Engineering vs. Design

ugly rooftop solar water heater in Colorado and beautiful chimney in London

   Look at the image on the left above. This is an on-site heat generation device which we know more commonly as a solar collector. The image on the right is clearly a fireplace, which means that it’s also an on-site heat generation device. They both do their jobs: the one on the left heats water, while the one on the right heats air. But that is where the similarities end. Because the one on the left was conceived only as an engineering exercise, while the one on the right was conceived as engineering and design. So both have similar amounts of engineering, because they both appear to do their heat-making jobs. But the fireplace was also conceived as being beautiful, whereas the solar collector possesses not one shred of beauty.

   So what? Isn’t that just aesthetics? We have sustainability problems far more important than mere aesthetics, right? Not so fast. If you’re old enough to remember the late 1960s and 1970s, you’ll remember that we had another green revolution back then.
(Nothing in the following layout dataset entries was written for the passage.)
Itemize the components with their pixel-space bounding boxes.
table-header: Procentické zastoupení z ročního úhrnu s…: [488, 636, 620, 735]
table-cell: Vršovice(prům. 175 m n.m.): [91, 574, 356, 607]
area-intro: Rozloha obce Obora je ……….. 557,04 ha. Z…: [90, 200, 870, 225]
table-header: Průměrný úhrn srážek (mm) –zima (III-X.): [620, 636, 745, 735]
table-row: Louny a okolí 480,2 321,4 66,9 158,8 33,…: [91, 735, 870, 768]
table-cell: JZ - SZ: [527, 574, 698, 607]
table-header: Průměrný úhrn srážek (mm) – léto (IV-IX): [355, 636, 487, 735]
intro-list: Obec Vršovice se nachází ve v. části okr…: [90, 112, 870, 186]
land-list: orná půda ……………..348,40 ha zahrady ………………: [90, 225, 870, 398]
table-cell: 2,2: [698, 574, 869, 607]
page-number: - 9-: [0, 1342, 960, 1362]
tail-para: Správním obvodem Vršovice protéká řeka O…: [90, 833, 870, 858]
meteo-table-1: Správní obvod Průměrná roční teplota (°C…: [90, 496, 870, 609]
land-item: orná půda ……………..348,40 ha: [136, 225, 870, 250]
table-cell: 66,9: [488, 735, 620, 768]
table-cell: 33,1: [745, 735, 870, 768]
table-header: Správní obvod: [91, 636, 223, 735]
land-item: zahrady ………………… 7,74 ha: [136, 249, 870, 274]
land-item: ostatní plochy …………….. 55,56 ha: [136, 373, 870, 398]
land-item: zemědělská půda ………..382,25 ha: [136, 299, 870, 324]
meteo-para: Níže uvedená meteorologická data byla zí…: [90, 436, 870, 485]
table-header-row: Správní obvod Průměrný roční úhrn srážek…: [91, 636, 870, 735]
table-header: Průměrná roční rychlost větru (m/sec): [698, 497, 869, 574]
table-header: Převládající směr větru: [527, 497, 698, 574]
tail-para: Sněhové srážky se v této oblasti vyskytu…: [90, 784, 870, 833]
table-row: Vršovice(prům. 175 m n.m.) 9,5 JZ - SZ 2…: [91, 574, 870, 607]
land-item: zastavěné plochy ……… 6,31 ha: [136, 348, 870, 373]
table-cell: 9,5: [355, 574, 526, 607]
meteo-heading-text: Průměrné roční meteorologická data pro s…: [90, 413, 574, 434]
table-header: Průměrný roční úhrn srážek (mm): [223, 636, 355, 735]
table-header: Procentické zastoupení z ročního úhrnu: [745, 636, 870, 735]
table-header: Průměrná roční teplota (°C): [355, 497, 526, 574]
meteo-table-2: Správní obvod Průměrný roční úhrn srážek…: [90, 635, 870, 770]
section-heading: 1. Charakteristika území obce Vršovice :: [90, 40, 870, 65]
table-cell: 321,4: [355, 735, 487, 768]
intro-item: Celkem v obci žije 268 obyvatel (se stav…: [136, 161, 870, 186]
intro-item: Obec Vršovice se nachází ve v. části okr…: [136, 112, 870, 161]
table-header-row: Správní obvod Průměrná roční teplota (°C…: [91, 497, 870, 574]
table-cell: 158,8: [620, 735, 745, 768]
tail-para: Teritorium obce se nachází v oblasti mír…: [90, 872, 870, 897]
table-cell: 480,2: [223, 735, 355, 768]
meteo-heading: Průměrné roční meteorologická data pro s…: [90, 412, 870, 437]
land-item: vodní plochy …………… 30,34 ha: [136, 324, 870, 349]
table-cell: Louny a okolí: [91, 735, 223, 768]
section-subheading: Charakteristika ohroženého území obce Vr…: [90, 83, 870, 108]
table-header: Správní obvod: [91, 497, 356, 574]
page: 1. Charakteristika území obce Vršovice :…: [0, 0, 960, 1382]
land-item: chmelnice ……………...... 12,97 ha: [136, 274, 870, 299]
Many of us (I was in my teens through most of the 1970s) were very optimistic that we were seeing the beginnings of major changes. But that all changed very quickly in just a couple years. What went wrong? I’ll tell you what I remember seeing and hearing.

   I was an architecture student and then a recent graduate when it all came crashing down. And the thing I recall the most was hearing, again and again, the same thing, almost word-for-word: “I don’t care if those solar collectors are saving me a little money; get those hideous things off my roof; I will not tolerate them any longer!” And so, because the artifacts of sustainability were conceived only as engineering rather than design and engineering, the people turned against them and an entire generation was lost.
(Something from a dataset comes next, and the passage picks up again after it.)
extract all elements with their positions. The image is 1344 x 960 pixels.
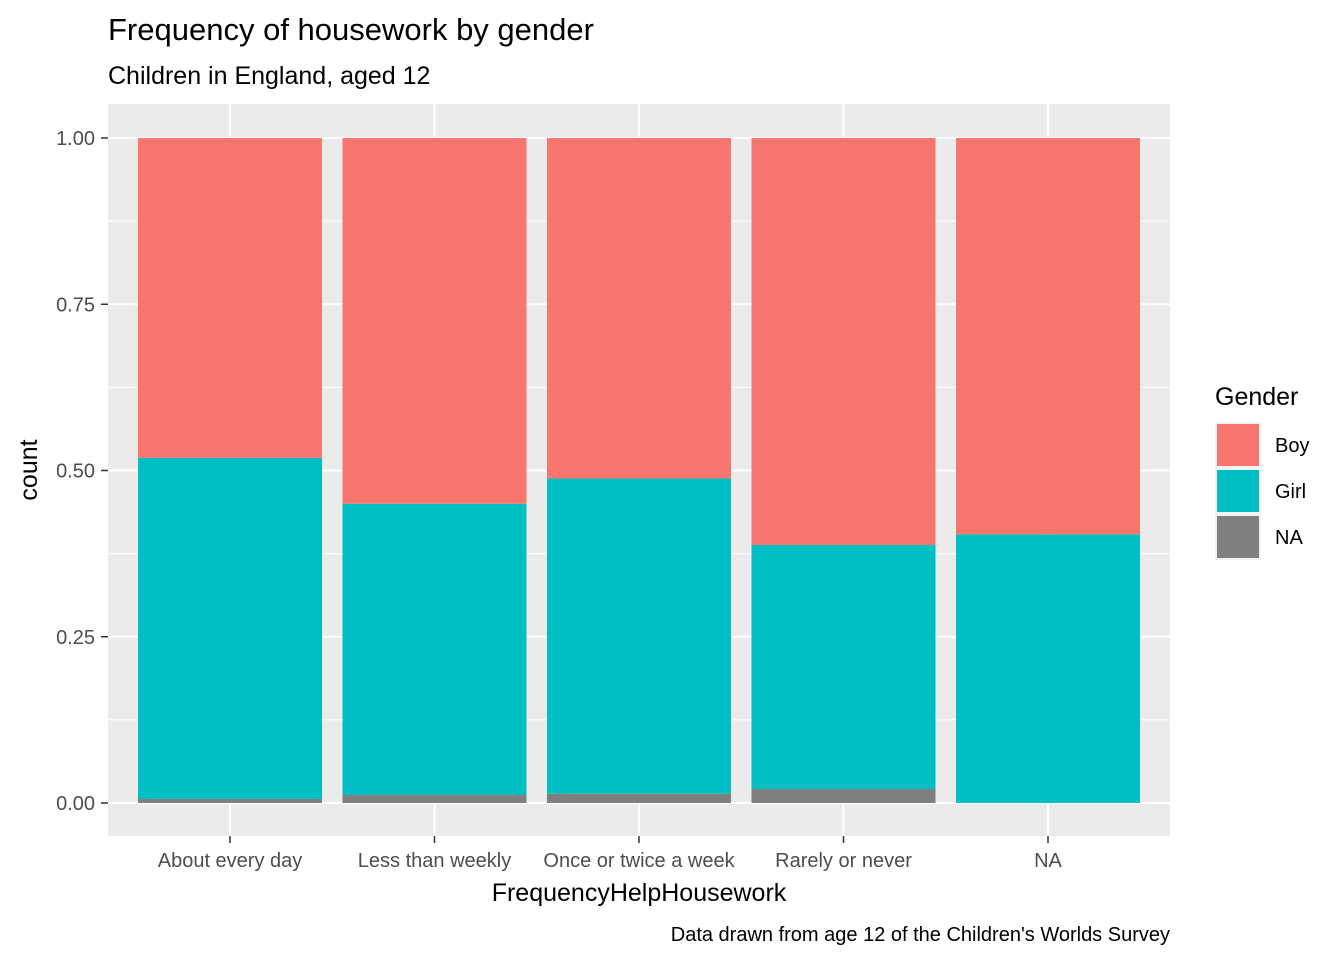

   The same thing could happen to us. It doesn’t have to happen, but it could happen. And it will happen if the artifacts of sustainability today are merely engineered. So they must work. And they must be designed to be beautiful. Because if they cannot be loved, they will not last. But can we afford to turn another generation against sustainability like we did at the end of the 1970s? Can we really afford to blow it again?

~ Steve Mouzon

Legacy Comments:

Wednesday, February 11, 2009 - 10:02 PM

Chad Cooper

Re-entered... originally posted January 30, 2009

I'd be very interested in reading an exploration of this topic in a broader sense as well. Meaning, the role/importance of aesthetics in general. In other words, when confronted with the form meets function mentality in which aesthetics play a part only when deemed necessary. Problem is, aesthetics should always be part of the equation, regardless of factors such as size, prominence, etc. With this, the willingness of some to spend money quickly on engineering gadgets or marginally increased performance, and even tossing aside aesthetics to pay for it.

Any thoughts on this (to help tackle these types of scenarios, or help ease frustrations)?



Adrian Johnson · 

An excellent, extinct grammar school

Think symmetry. Humans like symmetry, or balance in asymmetry. They like security & comfort first, then light and height according to the climate. People like curved lines better than straight ones, and wood & stone better than brick and metal, unless the metal is appealing.

Sep 9, 2016 4:53pm

Steve Mouzon · 

Board Member at Sky Institute for the Future

Exactly, Adrian! Put another way, people like buildings that reflect them in some way... you've included several.